For research paper purposes, you are mainly interested in the meaning/conclusion the authors are trying to communicate.

 When confronted with a table, what should you know about interpreting the content?

  • Look at the entire table
  • Read the labels (title, column heads and stubs, etc)
  • Read any keys/legends, captions or notes/explanations
  • Look for a narrative explanation of the table in the body of the text (often within the Methods or Results section of the article).

It may help to actually write out any discrete (individual) statistics which seem to relate to your topic and add a quick narrative to assess whether you understand the number and how it relates to your research.

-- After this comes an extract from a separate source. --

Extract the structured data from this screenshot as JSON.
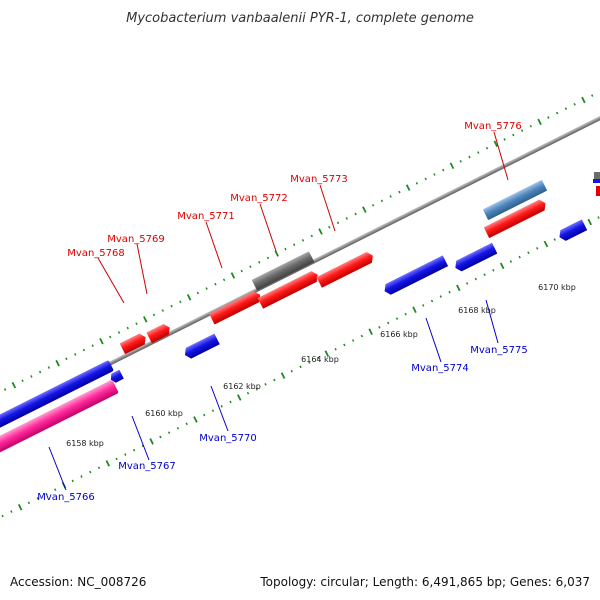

Quick review of basic statistics abbreviations:

  • n= (number of participants/subjects, occurences expressed, for example, as n=50)
  • mean (M) (standard average, for example, the mean of 4, 5, 6, 7 is the added total of the four numbers then divided by four 22/4=5.5)
  • median (middle value in a list of numbers from lowest to highest value, for example, the median of 4, 5, 6, 7 is between 5 and 6 or 5.5)
  • mode (value most frequently found in the collection of data results, for example, the mode of 4,5,5,6,6,6,7,7,7,7 is 7)
  • standard deviation (SD) (shows how much variation there is from the "mean" (or expected/ budgeted value). A low standard deviation indicates that the data points tend to be very close to the mean, whereas high standard deviation indicates that the data are spread out over a large range of values).